LAHORE - The JIT has accused Prime Minister Nawaz Sharif of mis-declaration in wealth statement and concealment of Rs 45 million for the tax year 2013.

The JIT report states that Mr Sharif’s wealth statement for the said year showed an amount of Rs l00 million as donation given to PML-N. During analysis of account statement, it was also observed that an amount of Rs 45 million was transferred back by the PML-N on June 10, 2013 to Sharif .

This inflow of Rs 45 million, although reflected in the account statement, was not disclosed in the wealth statement.

Hence, it appears that Mr Sharif not only concealed his assets to the tune of Rs 45 million but also misreported in the wealth statement for the tax year 2013. The JIT has also disputed Mr Sharif’s claim about the assets of his father.

In his address to the nation and speech on the floor of the National Assembly, the Prime Minister claimed that his father owned multimillion rupees assets in the 1970’s before the industry was nationalised; “a claim that cannot be ascertained through his personal tax returns as well as of the parents.”

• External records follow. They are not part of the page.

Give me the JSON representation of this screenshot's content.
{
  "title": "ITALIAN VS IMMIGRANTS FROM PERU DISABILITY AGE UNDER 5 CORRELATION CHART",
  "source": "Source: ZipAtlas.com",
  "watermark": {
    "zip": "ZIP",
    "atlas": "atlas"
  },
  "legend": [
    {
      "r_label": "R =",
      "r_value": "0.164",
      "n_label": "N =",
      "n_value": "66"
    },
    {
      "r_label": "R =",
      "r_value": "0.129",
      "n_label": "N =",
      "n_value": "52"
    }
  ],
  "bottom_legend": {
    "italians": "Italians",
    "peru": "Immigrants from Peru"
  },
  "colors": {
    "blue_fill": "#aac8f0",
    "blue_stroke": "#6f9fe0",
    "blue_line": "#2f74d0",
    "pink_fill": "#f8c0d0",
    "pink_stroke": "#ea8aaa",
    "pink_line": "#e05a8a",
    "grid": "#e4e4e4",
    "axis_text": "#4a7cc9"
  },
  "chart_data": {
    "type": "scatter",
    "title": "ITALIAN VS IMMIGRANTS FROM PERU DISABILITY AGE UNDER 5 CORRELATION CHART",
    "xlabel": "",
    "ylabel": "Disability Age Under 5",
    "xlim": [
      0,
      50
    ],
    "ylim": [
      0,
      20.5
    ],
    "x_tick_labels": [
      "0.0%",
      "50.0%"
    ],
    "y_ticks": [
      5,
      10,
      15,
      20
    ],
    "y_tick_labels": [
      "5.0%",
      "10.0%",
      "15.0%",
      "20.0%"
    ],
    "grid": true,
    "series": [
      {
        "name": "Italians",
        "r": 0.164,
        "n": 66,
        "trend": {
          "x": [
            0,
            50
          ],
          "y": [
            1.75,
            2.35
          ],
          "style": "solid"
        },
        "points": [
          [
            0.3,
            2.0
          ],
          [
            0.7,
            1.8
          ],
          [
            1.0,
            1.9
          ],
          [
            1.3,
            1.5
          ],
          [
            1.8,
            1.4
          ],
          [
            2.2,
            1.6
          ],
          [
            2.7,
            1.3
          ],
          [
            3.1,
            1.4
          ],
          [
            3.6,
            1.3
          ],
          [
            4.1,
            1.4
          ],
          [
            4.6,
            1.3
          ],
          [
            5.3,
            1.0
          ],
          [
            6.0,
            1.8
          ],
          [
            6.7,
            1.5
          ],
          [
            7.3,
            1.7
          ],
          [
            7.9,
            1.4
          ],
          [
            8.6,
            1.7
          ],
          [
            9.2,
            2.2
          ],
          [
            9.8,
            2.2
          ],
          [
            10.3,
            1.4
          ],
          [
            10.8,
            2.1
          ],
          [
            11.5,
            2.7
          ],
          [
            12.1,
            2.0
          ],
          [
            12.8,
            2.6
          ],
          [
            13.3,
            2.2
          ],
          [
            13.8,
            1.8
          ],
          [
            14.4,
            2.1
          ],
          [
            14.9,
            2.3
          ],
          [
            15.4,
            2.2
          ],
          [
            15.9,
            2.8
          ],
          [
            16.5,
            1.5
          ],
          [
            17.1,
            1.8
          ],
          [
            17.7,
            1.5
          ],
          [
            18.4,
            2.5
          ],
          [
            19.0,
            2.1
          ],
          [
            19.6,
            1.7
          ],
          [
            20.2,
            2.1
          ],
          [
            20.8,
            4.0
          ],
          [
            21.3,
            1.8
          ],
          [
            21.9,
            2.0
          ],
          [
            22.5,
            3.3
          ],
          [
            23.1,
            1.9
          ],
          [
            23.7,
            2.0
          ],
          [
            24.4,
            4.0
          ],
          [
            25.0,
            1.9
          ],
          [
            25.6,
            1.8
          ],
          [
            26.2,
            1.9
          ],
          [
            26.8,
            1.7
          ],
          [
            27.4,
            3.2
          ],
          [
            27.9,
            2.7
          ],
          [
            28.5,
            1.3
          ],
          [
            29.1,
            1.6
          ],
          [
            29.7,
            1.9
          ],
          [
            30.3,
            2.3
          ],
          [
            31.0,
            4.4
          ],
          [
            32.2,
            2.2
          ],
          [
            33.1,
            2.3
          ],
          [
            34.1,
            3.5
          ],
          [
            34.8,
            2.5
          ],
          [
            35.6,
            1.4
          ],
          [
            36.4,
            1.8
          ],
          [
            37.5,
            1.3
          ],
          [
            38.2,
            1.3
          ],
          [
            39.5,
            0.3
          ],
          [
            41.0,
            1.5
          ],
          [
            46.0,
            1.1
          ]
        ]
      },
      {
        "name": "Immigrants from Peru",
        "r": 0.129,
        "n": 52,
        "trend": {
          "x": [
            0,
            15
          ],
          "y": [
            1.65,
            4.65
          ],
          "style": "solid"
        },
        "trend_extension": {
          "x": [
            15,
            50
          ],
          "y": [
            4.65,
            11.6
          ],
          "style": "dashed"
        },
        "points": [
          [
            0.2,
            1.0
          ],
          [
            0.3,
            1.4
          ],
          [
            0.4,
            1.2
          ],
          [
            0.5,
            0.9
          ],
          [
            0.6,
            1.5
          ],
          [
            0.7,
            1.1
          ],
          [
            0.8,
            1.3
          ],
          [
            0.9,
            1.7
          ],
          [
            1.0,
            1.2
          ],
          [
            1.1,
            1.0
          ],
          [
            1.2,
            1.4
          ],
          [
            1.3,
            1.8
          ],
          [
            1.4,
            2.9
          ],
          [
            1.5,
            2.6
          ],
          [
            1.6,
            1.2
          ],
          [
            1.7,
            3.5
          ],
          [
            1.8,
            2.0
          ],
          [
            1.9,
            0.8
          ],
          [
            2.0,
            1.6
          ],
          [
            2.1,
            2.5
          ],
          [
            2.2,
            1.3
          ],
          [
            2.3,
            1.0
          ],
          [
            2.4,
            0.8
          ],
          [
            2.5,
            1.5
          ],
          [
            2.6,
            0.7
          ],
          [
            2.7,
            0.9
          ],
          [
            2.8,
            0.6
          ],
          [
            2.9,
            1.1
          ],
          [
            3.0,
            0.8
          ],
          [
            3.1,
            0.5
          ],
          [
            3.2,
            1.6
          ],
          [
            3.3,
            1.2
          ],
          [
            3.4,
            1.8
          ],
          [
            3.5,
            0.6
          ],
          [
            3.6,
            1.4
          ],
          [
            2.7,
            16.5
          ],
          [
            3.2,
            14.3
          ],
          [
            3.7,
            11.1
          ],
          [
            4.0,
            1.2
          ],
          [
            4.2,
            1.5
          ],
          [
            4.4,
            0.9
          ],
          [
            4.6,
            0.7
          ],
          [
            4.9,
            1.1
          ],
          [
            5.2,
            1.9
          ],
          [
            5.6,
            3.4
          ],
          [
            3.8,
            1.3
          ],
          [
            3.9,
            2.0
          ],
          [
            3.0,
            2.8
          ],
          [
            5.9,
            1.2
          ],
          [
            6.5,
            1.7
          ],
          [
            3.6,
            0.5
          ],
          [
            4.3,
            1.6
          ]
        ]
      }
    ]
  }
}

The JIT concludes that “The facts provided by Sharif family show that Respondent No 1 (Mr Sharif), ostensibly, has confined his role to that of an equity holder only in the family owned businesses, who does not hold any formal position or role in running the businesses and is not a Director on any Board. Apparently the objective of such stance is to distance himself from a formal role in running of the businesses in strictest regulatory and legal sense. However, on the other hand, it is also evident that he is enjoying pecuniary benefits, other than dividends from these businesses in the shape of unexplained inflows in his personal bank accounts, on a fairly regular basis, from the business profits of his son and businesses run by him purportedly as gifts”.

The JIT report also states that the evidence collected reveals that Mr Sharif, infact, was the Chairman of the Board, drawing salary from Capital FZE; a company owned by his son. This fact was not disclosed in any statutory returns/declarations before the authorities in Pakistan; be it the Income Tax returns or the Filings before the Election Commission of Pakistan.

“The above facts depict that (Mr Sharif) Respondent No. 1 was enjoying monetary benefits from the family businesses, other than dividends in his declared capacity of equity holder. Moreover, he was maintaining an active operational link with his family owned businesses, contrary to his publically held position, that he is not actively involved in the family business and is devoting his entire life to his occupation as a politician.”

The JIT has also disputed another claim made by the PM.

As per claims of Mian Nawaz Sharif, his business empire/ assets is based on his inherited money from his father who owned millions of rupees in the 70s.

“The financial analysis of Mian Muhammad Sharif does not substantiate this claim. An exorbitant hike in buildup of his assets is observed during his first tenure of Premiership, however, inflows mentioned in his tax returns is not commensurate with his growth which leads to the presumption that this empire was not based on legal monetary sources.”

An anomaly of opening benami accounts in the names of Qazi family, Saeed Ahmed etc., and source of inflow in these accounts was not clarified by the respondents. These benami accounts were used as collateral for acquisition of loans and also for moving funds abroad to build Sharif family’s assets in Pakistan as well as in UK.

Also, the JIT in its voluminous report has refuted Prime Minister Nawaz Sharif’s claim that he has nothing to do with the family business.

According to the report, Mr Sharif declared himself “self-employed” while opening accounts as CEO of Chaudhry Sugar Mills.

During evaluation of evidences and record collected from different banks by the JIT , it was noted that he opened five accounts in Pak rupee and three in foreign currency in four different banks during the period from July 1, 2009 till date.

In the bank account opening forms submitted to the bank, he mentioned his occupation as “self employed” and name of the employer/ business as ‘Chaudhry Sugar Mills Limited’ (CSML).

In two of the accounts opened at Standard Chartered Bank (Pakistan) Limited, he showed himself as CEO of the Chaudhry Sugar Mills Limited while in an account opened at ABL, he had showed his designation as a “shareholder”.

On December 31, 2008, Mr Sharif held 1.6 million shares of CSML, which increased to 2.01 million January 31-1-2013 and 12 million on January 31, 2016.

During 2010 to 2013, he received regular salary from CSML on a monthly basis (Rs.24.372 million in aggregate).

During 2010-11, an amount of Rs. 560,000 per month was received by him for nine months while the amount was increased to Rs 800,000 per month during 2011-12.

Similarly, Rs 820,417 per month was received during the first 11 months of 2012-13. “Contrary to his publicly held stance that he had no role or involvement with the family business; he was drawing monthly salary from CSML. The drawing of salary from CSML is also disclosed in the Income Tax returns filed by him”.

The JIT report says that in addition to this, a couple of financial transactions of of Mr Sharif with CSML were also observed.

For example, the JIT report said, on June 28, 2010, CSML transferred Rs 5.670 million in his account. Similarly, on September 23,2015, Rs 18.019 million was transferred by Mr Sharif to CSML.